15/12/2018

Macho desdentado


Dryopteris oligodonta (Desv.) Pic.-Serm.


A própria etimologia da palavra sugere que os fetos do género Dryopteris (que designamos por fetos-machos) só aparecem, ou aparecem preferencialmente, onde existem aquelas formações vegetais a que chamamos bosques. Um bosque é dominado por árvores de tamanho respeitável, enquanto que os matos são formados pos arbustos de crescimento rápido e igualmente rápida combustão. Contudo, mesmo tendo apenas em conta as espécies europeias, a ecologia destes fetos é de facto mais diversificada: nem sempre o bosque faz falta, e o mais importante parece ser um elevado grau de humidade ambiental — um requisito que, a latitudes mais meridionais, só os verdadeiros bosques costumam satisfazer. Nas Canárias e na Madeira, os bosques típicos mais bem formados são os da laurissilva, que (como o nome indica) é composta sobretudo por lauráceas, mas alberga também outras folhosas perenifólias. O carácter da floresta laurissilva nos dois arquipélagos é diferente: a da Madeira é muito mais húmida, com árvores de maior porte; nas Canárias, algumas urzes arbóreas integram-se no coberto vegetal quase em pé de igualdade com as lauráceas.

É por isso que os fetos-machos são na Madeira muito mais abundantes do que nas Canárias. Na primeira ocorrem quatro espécies (Dryopteris aemula, D. affinis, D. maderensis e D. aitoniana), todas elas fáceis de obsevar na laurissilva e às vezes também em plantações florestais. Nas Canárias estão igualmente assinaladas D. aemula e D. affinis (a primeira só em La Gomera, a segunda em La Gomera e Tenerife), a que se juntam duas espécies adicionais: D. guanchica (La Gomera, El Hierro e Tenerife) e D. oligodonta.
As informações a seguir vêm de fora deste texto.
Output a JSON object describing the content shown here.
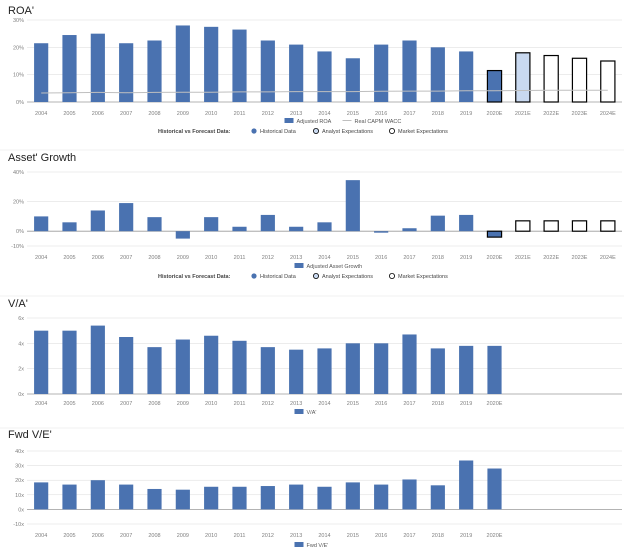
{
  "colors": {
    "historical": "#4A72B0",
    "historical_edge": "#2F4F80",
    "analyst_fill": "#C9D9F0",
    "axis_text": "#7f7f7f",
    "grid": "#d9d9d9",
    "wacc": "#bfbfbf"
  },
  "chart_data": [
    {
      "type": "bar",
      "title": "ROA'",
      "categories": [
        "2004",
        "2005",
        "2006",
        "2007",
        "2008",
        "2009",
        "2010",
        "2011",
        "2012",
        "2013",
        "2014",
        "2015",
        "2016",
        "2017",
        "2018",
        "2019",
        "2020E",
        "2021E",
        "2022E",
        "2023E",
        "2024E"
      ],
      "ylim": [
        0,
        30
      ],
      "yticks": [
        "0%",
        "10%",
        "20%",
        "30%"
      ],
      "yticks_values": [
        0,
        10,
        20,
        30
      ],
      "series": [
        {
          "name": "Adjusted ROA",
          "values": [
            21.5,
            24.5,
            25,
            21.5,
            22.5,
            28,
            27.5,
            26.5,
            22.5,
            21,
            18.5,
            16,
            21,
            22.5,
            20,
            18.5,
            11.5,
            18,
            17,
            16,
            15
          ]
        },
        {
          "name": "Real CAPM WACC",
          "type": "line",
          "values": [
            3.3,
            3.4,
            3.5,
            3.4,
            3.5,
            3.6,
            3.6,
            3.7,
            3.7,
            3.8,
            3.8,
            3.8,
            3.9,
            4.0,
            4.0,
            4.1,
            4.1,
            4.2,
            4.3,
            4.3,
            4.3
          ]
        }
      ],
      "bar_style": [
        "historical",
        "historical",
        "historical",
        "historical",
        "historical",
        "historical",
        "historical",
        "historical",
        "historical",
        "historical",
        "historical",
        "historical",
        "historical",
        "historical",
        "historical",
        "historical",
        "analyst",
        "analyst",
        "market",
        "market",
        "market"
      ],
      "legend": [
        {
          "label": "Adjusted ROA",
          "marker": "bar"
        },
        {
          "label": "Real CAPM WACC",
          "marker": "line"
        }
      ],
      "key_heading": "Historical vs Forecast Data:",
      "key": [
        {
          "label": "Historical Data",
          "marker": "filled"
        },
        {
          "label": "Analyst Expectations",
          "marker": "light"
        },
        {
          "label": "Market Expectations",
          "marker": "open"
        }
      ]
    },
    {
      "type": "bar",
      "title": "Asset' Growth",
      "categories": [
        "2004",
        "2005",
        "2006",
        "2007",
        "2008",
        "2009",
        "2010",
        "2011",
        "2012",
        "2013",
        "2014",
        "2015",
        "2016",
        "2017",
        "2018",
        "2019",
        "2020E",
        "2021E",
        "2022E",
        "2023E",
        "2024E"
      ],
      "ylim": [
        -10,
        40
      ],
      "yticks": [
        "-10%",
        "0%",
        "20%",
        "40%"
      ],
      "yticks_values": [
        -10,
        0,
        20,
        40
      ],
      "series": [
        {
          "name": "Adjusted Asset Growth",
          "values": [
            10,
            6,
            14,
            19,
            9.5,
            -5,
            9.5,
            3,
            11,
            3,
            6,
            34.5,
            -1,
            2,
            10.5,
            11,
            -4,
            7,
            7,
            7,
            7
          ]
        }
      ],
      "bar_style": [
        "historical",
        "historical",
        "historical",
        "historical",
        "historical",
        "historical",
        "historical",
        "historical",
        "historical",
        "historical",
        "historical",
        "historical",
        "historical",
        "historical",
        "historical",
        "historical",
        "analyst",
        "market",
        "market",
        "market",
        "market"
      ],
      "legend": [
        {
          "label": "Adjusted Asset Growth",
          "marker": "bar"
        }
      ],
      "key_heading": "Historical vs Forecast Data:",
      "key": [
        {
          "label": "Historical Data",
          "marker": "filled"
        },
        {
          "label": "Analyst Expectations",
          "marker": "light"
        },
        {
          "label": "Market Expectations",
          "marker": "open"
        }
      ]
    },
    {
      "type": "bar",
      "title": "V/A'",
      "categories": [
        "2004",
        "2005",
        "2006",
        "2007",
        "2008",
        "2009",
        "2010",
        "2011",
        "2012",
        "2013",
        "2014",
        "2015",
        "2016",
        "2017",
        "2018",
        "2019",
        "2020E",
        "",
        "",
        "",
        ""
      ],
      "ylim": [
        0,
        6
      ],
      "yticks": [
        "0x",
        "2x",
        "4x",
        "6x"
      ],
      "yticks_values": [
        0,
        2,
        4,
        6
      ],
      "series": [
        {
          "name": "V/A'",
          "values": [
            5.0,
            5.0,
            5.4,
            4.5,
            3.7,
            4.3,
            4.6,
            4.2,
            3.7,
            3.5,
            3.6,
            4.0,
            4.0,
            4.7,
            3.6,
            3.8,
            3.8,
            null,
            null,
            null,
            null
          ]
        }
      ],
      "legend": [
        {
          "label": "V/A'",
          "marker": "bar"
        }
      ]
    },
    {
      "type": "bar",
      "title": "Fwd V/E'",
      "categories": [
        "2004",
        "2005",
        "2006",
        "2007",
        "2008",
        "2009",
        "2010",
        "2011",
        "2012",
        "2013",
        "2014",
        "2015",
        "2016",
        "2017",
        "2018",
        "2019",
        "2020E",
        "",
        "",
        "",
        ""
      ],
      "ylim": [
        -10,
        40
      ],
      "yticks": [
        "-10x",
        "0x",
        "10x",
        "20x",
        "30x",
        "40x"
      ],
      "yticks_values": [
        -10,
        0,
        10,
        20,
        30,
        40
      ],
      "series": [
        {
          "name": "Fwd V/E'",
          "values": [
            18.5,
            17,
            20,
            17,
            14,
            13.5,
            15.5,
            15.5,
            16,
            17,
            15.5,
            18.5,
            17,
            20.5,
            16.5,
            33.5,
            28,
            null,
            null,
            null,
            null
          ]
        }
      ],
      "legend": [
        {
          "label": "Fwd V/E'",
          "marker": "bar"
        }
      ]
    }
  ]
}
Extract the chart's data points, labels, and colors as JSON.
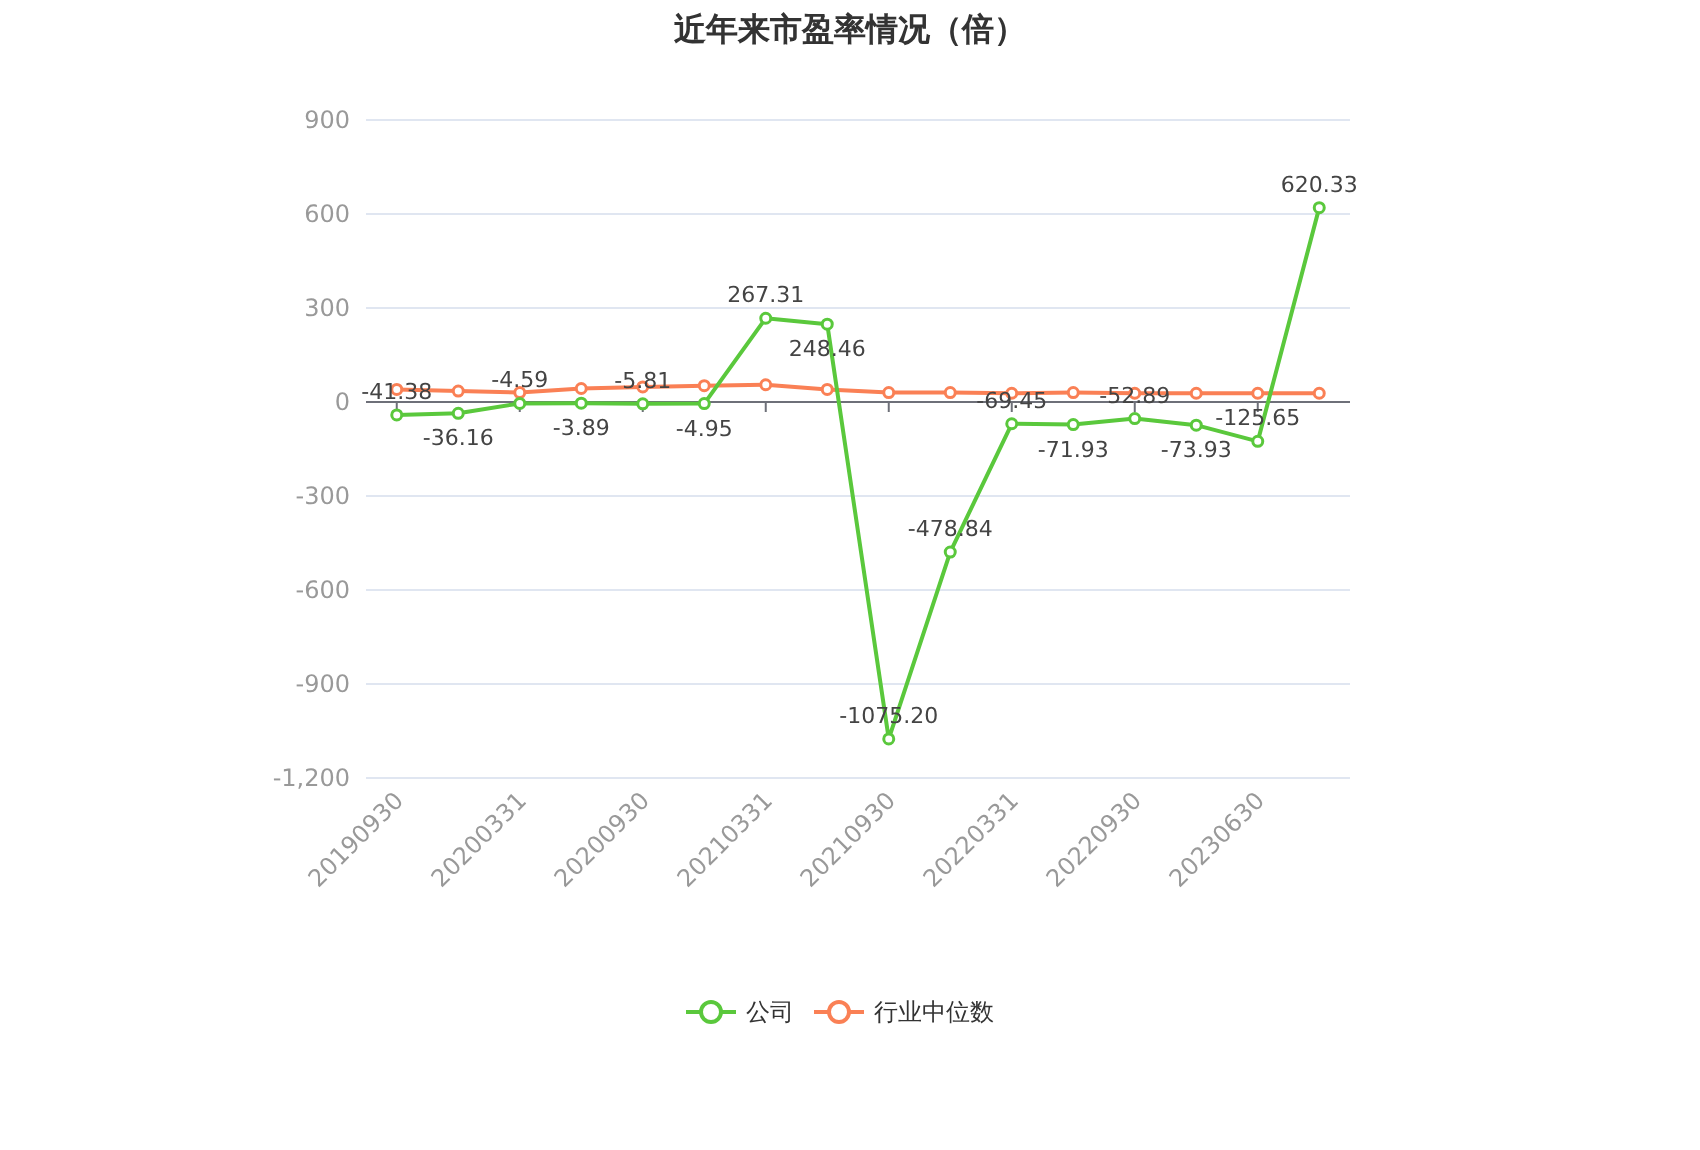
{
  "chart_data": {
    "type": "line",
    "title": "近年来市盈率情况（倍）",
    "categories": [
      "20190930",
      null,
      "20200331",
      null,
      "20200930",
      null,
      "20210331",
      null,
      "20210930",
      null,
      "20220331",
      null,
      "20220930",
      null,
      "20230630",
      null
    ],
    "series": [
      {
        "name": "公司",
        "color": "#5ac83c",
        "values": [
          -41.38,
          -36.16,
          -4.59,
          -3.89,
          -5.81,
          -4.95,
          267.31,
          248.46,
          -1075.2,
          -478.84,
          -69.45,
          -71.93,
          -52.89,
          -73.93,
          -125.65,
          620.33
        ],
        "value_labels": [
          "-41.38",
          "-36.16",
          "-4.59",
          "-3.89",
          "-5.81",
          "-4.95",
          "267.31",
          "248.46",
          "-1075.20",
          "-478.84",
          "-69.45",
          "-71.93",
          "-52.89",
          "-73.93",
          "-125.65",
          "620.33"
        ]
      },
      {
        "name": "行业中位数",
        "color": "#fa8055",
        "values": [
          40,
          35,
          30,
          43,
          48,
          52,
          55,
          40,
          30,
          30,
          28,
          30,
          28,
          28,
          28,
          28
        ]
      }
    ],
    "ylim": [
      -1200,
      900
    ],
    "yticks": [
      {
        "value": -1200,
        "label": "-1,200"
      },
      -900,
      -600,
      -300,
      0,
      300,
      600,
      900
    ],
    "grid": "y",
    "legend": "bottom",
    "marker": "circle"
  }
}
Com excepção da última, todas estas espécies são muito raras no arquipélago. A D. oligodonta, por seu turno, é uma componente usual da laurissilva de Anaga, em Tenerife; e, a julgar pelos mapas de distribuição no portal Anthos, o mesmo deverá suceder na laurissilva das outras ilhas. Só não aparece nas duas ilhas mais áridas, Lanzarote e Fuerteventura, onde a própria laurissilva não teve condições para se instalar.

O feto-macho ilustrado nas fotos, Dryopteris oligodonta, é pois o único do seu género que o comum dos visitantes ao arquipélago encontrará. É um feto grande, com frondes três vezes divididas, dispostas em tufos, capazes de ultrapassar um metro de comprimento. D. affinis, por contraste, tem as frondes só duas vezes divididas (compare-se a última foto acima com esta); e D. guanchica e D. aemula, além de serem bem menores, têm as pínulas mais recortadas, com dentes muito mais pronunciados (veja-se aqui e aqui). O epíteto oligodonta anuncia precisamente que este feto-macho tem poucos dentes, o que é injusto face a congéneres seus mais desdentados.

Várias fontes garantem que Dryopteris oligodonta é um endemismo das Canárias, contrapondo outras que o mesmo feto existe nas ilhas cabo-verdianas de Santo Antão e do Fogo. Um estudo exaustivo recente [Jacobus P. Roux (2012), A revision of the fern genus Dryopteris (Dryopteridaceae) in sub-Saharan Africa, Phytotaxa 70] confirma a existência da planta em Cabo Verde, embora ela pareça estar agora confinada a Santo Antão, não tendo sido observada na ilha do Fogo desde 1934, ano em que lá foi colhida pela única vez.